Teste Público de Segurança das urnas eletrônicas não confirmou invasão por hackers
Postagens virais nas redes alegam invasão durante teste do TSE, mas informação é desmentida oficialmente
Circula um post com alegação falsa de que urnas eletrônicas foram invadidas em teste público de segurança realizado pelo Tribunal Superior Eleitoral (TSE). A Justiça Eleitoral esclareceu que nenhum sistema foi comprometido, e o evento é parte da fiscalização dos sistemas eleitorais.
Circulam nas redes sociais publicações que indicam, equivocadamente, a invasão das urnas eletrônicas brasileiras durante o Teste Público de Segurança promovido em 2025 pelo Tribunal Superior Eleitoral (TSE). Segundo o site oficial da Justiça Eleitoral, no comunicado divulgado na última sexta-feira, 28 de agosto, "é enganoso afirmar que as urnas eletrônicas foram invadidas durante o Teste Público de Segurança de 2025".
O post, publicado no Instagram em 12 de agosto e que já acumula mais de 9 mil curtidas, 970 comentários e mais de 1,5 mil republicações, mostra a imagem de uma urna eletrônica e traz um texto que afirma que "os melhores hackers do Brasil tentaram invadir uma urna eletrônica em teste de segurança: foram 35 planos de ataque diferentes e a urna foi invadida em todos". O conteúdo ainda sugere que o TSE utiliza essas avaliações para aprimorar a segurança do sistema eleitoral.
De acordo com o comunicado oficial da Justiça Eleitoral, o Teste Público de Segurança é uma etapa fundamental da fiscalização eletrônica, destinada a permitir que especialistas externos busquem vulnerabilidades e apresentem sugestões para aprimorar o sistema antes das eleições. O evento realizado em dezembro de 2025 previa 35 planos de ataque, dos quais 29 foram executados. Contudo, apenas quatro planos apresentaram achados que não comprometeram a integridade, o sigilo do voto ou o resultado das eleições.
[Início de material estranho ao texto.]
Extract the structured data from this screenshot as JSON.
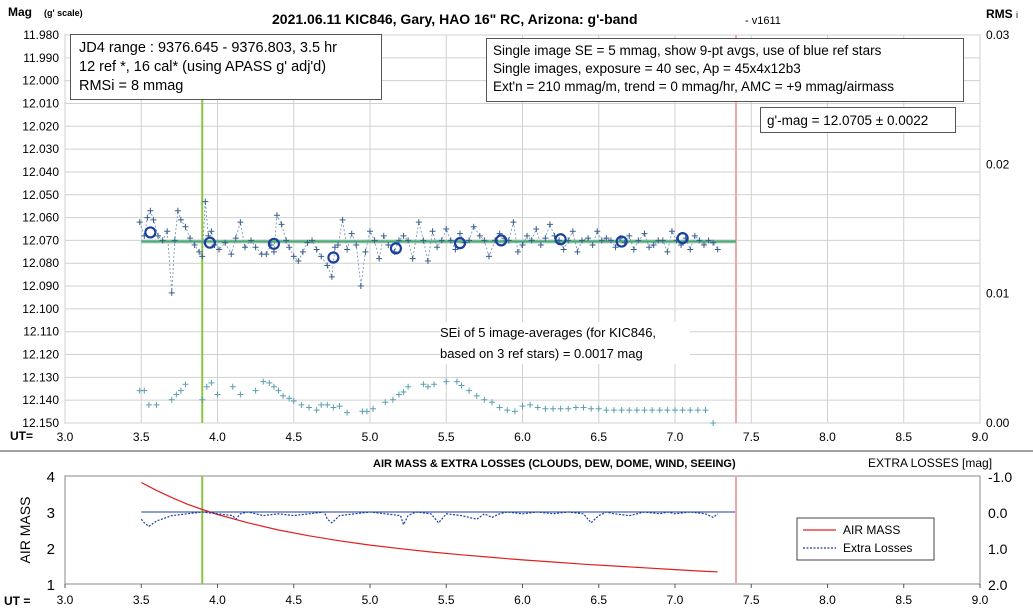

O TSE destaca que é equivocado afirmar que as urnas foram invadidas, ressaltando que o sistema eletrônico de votação no Brasil é utilizado desde 1996 e está sujeito a diversos métodos de auditoria, fiscalização e avaliação, além de contar com o Teste Público de Segurança, realizado preferencialmente em anos não eleitorais, como em 2025.
O que sabemos?
- Circulam nas redes sociais alegações falsas de invasão das urnas eletrônicas durante o Teste Público de Segurança de 2025.
- O comunicado oficial do Tribunal Superior Eleitoral (TSE) esclarece que é enganoso afirmar que as urnas foram invadidas no teste.
- No teste realizado em dezembro de 2025, foram previstos 35 planos de ataque, dos quais 29 foram executados.
- Apenas quatro planos apresentaram achados que não comprometeram a integridade, o sigilo do voto ou o resultado das eleições.
- O sistema eletrônico de votação brasileiro é utilizado desde 1996 e passa por diversos métodos de fiscalização e auditoria.
- O Teste Público de Segurança é uma etapa para especialistas externos identificarem vulnerabilidades e sugerirem aprimoramentos.
- Este teste é preferencialmente realizado em anos não eleitorais.